Karin Albou. Procès Charlie, Montrouge et Hyper Casher: la “taqiya” partout?

Ali Riza Polat, « bras droit » d’Amedy Coulibaly selon les enquêteurs

Depuis le 02 Septembre, a lieu à Paris le procès des attentats de Janvier 2015 qui ont endeuillé la France. Quatorze personnes sont accusées d’avoir apporté leur soutien logistique aux trois tueurs des attentats : Les frères Kouachi pour la fusillade de Charlie Hebdo et Amédy Coulibaly pour la prise d’otages de l’Hyper Cacher de la Porte de Vincennes. Les trois tueurs ayant été éliminés par les forces de police, certains disent déjà que l’on va juger les « petites mains » et ce procès doit aussi mesurer le degré d’implication et d’intentionnalité des quatorze accusés.

Jour après jour, depuis le début du procès, tous les proches des frères Kouachi et de Amédy Coulibaly qui viennent témoigner à la barre (cités en tant que témoins et non accusés) disent tous à peu près la même chose : qu’ils n’ont rien vu venir et sont étonnés que leurs proches aient commis de tels actes « monstrueux, immondes, inhumains », les adjectifs fusent mais se ressemblent pour exprimer leur condamnation des attentats.

La première question qu’on se pose d’emblée est : Sont-ils dans le déni ou le mensonge ? Si les assassins sont réellement des proches, comment n’ont-ils pas pu voir la radicalité de leur pratique religieuse ? Selon ses proches, Amédy Coulibaly était un gentil nounours surnommé Dolly et personne n’imaginait  qu’il puisse commettre du jour au lendemain de tels crimes. L’un de ses amis confie le 08 Octobre qu’ils rigolaient beaucoup ensemble, qu’il était très drôle et ne parlait pas de politique … 

De son côté, lors de son audition le 25 Septembre, Issana Hamyd, l’épouse de Chérif Kouachi, décrit son mari comme un homme « chaleureux, très famille » qui  « était sensible aux caricatures mais n’a jamais proféré de menaces. ». Autre invraisemblance : Selon les témoins, ni Coulibay ni les frères Kouachi ne parlaient des Juifs, d’Israël ou de la Palestine.

 la Taqiya, cette pratique de précaution

On pourrait croire que Issana Hamyd, comme tous les autres proches des trois terroristes, est dans le déni – après tout cela doit être terrifiant, une fois le déballage idéologique dépassé,  de réaliser qu’on est l’épouse d’un assassin. Mais on pourrait aussi avancer l’hypothèse que ces témoins sont dans la négation assumée de détails qui pourraient les trahir. Plus exactement  qu’ils se soumettent à ce qu’on appelle en arabe  la Taqiya, une pratique de précaution.

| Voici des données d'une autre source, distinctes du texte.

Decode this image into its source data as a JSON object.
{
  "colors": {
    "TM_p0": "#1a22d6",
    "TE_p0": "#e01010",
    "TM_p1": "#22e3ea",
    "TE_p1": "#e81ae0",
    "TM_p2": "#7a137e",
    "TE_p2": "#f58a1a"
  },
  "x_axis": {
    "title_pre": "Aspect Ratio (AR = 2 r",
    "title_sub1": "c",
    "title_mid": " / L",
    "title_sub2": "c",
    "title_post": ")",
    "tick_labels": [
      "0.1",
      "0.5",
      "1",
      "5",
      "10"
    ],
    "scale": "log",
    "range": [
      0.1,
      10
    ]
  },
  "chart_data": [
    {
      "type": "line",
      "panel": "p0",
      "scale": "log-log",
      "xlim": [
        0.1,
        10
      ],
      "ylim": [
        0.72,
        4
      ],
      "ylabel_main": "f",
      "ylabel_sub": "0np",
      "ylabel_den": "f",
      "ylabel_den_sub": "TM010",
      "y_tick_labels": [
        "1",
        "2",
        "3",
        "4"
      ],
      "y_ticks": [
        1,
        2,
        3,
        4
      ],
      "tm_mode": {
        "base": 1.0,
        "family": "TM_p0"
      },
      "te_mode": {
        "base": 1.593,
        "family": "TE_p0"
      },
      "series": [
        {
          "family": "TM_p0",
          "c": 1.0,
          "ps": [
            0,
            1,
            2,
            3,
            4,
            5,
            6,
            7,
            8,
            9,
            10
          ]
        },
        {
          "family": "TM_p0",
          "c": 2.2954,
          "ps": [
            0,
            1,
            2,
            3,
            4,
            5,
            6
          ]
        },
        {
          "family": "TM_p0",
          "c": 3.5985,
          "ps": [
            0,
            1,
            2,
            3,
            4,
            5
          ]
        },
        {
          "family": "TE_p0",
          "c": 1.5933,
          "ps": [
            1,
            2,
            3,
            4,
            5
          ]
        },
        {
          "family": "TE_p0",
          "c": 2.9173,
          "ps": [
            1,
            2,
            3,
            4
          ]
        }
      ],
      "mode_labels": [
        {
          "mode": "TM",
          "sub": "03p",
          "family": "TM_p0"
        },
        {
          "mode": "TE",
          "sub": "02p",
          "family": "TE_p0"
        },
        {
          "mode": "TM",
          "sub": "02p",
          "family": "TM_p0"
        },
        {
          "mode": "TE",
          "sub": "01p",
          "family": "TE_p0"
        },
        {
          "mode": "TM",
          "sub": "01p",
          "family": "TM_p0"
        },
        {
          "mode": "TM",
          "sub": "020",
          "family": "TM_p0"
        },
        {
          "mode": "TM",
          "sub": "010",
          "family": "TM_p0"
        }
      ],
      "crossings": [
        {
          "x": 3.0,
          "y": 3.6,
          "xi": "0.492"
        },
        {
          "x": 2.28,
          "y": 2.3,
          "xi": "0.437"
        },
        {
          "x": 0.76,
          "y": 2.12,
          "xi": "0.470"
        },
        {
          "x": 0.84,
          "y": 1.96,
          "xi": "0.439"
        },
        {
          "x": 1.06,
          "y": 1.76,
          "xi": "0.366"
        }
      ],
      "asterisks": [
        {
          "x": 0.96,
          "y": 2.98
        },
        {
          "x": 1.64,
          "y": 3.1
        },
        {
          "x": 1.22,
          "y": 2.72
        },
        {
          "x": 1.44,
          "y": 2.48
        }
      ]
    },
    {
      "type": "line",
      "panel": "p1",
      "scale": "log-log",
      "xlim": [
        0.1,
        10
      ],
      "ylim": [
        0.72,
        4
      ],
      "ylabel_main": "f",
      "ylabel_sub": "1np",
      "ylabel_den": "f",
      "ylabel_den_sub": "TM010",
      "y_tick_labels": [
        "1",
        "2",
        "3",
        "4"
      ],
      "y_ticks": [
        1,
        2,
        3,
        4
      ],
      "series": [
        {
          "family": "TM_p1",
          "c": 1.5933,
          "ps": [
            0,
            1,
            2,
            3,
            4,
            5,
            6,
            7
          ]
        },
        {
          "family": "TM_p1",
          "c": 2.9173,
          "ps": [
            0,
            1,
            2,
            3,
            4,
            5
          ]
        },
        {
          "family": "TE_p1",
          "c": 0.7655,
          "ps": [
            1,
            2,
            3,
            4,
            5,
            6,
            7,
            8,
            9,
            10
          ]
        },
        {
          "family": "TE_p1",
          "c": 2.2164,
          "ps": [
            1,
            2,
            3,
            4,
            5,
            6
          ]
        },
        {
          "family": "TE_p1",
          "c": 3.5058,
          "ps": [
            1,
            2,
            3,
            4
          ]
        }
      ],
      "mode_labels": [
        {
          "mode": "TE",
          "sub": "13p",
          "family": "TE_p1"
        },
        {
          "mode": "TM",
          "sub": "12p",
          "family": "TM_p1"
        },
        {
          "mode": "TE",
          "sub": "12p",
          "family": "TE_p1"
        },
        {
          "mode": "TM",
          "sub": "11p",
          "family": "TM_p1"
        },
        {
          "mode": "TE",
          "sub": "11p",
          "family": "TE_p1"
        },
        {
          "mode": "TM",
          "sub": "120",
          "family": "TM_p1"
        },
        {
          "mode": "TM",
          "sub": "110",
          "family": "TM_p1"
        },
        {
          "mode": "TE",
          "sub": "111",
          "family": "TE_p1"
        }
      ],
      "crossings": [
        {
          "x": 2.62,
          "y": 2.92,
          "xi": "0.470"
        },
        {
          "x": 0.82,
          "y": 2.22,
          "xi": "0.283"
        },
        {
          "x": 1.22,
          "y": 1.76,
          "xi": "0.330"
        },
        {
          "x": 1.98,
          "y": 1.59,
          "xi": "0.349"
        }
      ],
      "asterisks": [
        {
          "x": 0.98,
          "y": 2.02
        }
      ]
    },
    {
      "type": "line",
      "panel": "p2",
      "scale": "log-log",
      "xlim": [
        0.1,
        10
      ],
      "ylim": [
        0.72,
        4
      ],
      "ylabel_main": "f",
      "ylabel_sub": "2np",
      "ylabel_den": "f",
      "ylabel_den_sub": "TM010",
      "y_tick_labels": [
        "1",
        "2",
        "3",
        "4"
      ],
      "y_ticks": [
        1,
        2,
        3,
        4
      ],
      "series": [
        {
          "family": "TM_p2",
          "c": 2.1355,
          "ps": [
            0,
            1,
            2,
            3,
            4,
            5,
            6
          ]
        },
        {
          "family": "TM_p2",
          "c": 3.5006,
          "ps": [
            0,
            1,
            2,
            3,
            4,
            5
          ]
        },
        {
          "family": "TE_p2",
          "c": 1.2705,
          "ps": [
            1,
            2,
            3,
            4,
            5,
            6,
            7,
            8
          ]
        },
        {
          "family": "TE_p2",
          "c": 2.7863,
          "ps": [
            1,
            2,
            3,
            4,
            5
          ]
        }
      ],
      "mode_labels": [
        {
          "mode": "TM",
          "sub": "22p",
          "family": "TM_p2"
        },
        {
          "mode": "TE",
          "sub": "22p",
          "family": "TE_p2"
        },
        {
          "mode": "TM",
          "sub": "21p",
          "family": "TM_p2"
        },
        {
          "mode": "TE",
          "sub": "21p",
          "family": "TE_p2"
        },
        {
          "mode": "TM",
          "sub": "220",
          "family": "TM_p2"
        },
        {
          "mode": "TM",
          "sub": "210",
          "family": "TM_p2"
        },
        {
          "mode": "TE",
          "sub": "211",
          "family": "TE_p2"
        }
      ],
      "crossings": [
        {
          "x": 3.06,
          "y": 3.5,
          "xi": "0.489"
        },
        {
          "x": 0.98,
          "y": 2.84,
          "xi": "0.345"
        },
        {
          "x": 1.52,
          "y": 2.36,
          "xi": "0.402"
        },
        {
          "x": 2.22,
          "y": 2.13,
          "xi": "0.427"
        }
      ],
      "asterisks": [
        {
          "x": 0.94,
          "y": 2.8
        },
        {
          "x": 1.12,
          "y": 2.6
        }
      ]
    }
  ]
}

La Taqiya  est avant tout un principe ésotérique présent dans le Chiisme, lié à la non divulgation de secrets relatifs à l’imamat. C’est un principe initiatique qui crée une distinction entre initiés et non initiés. Dans les textes sacrés on peut lire : « Notre cause est le secret dans le secret, le secret de quelque chose qui reste voilé que seul un autre secret peut enseigner. C’est un secret sur un secret  qui est voilé par un secret. » ou encore dans un Poème du VI imam (Jafar As-Sadiq) :  « De ma connaissance je cache les joyaux de peur qu’un ignorant voyant la vérité ne nous écrase. »  La taqiya selon l’islamologue Henri Corbin est « l’éthos du Chiisme, de sa conscience d’être un ésotérisme de l’Islam. »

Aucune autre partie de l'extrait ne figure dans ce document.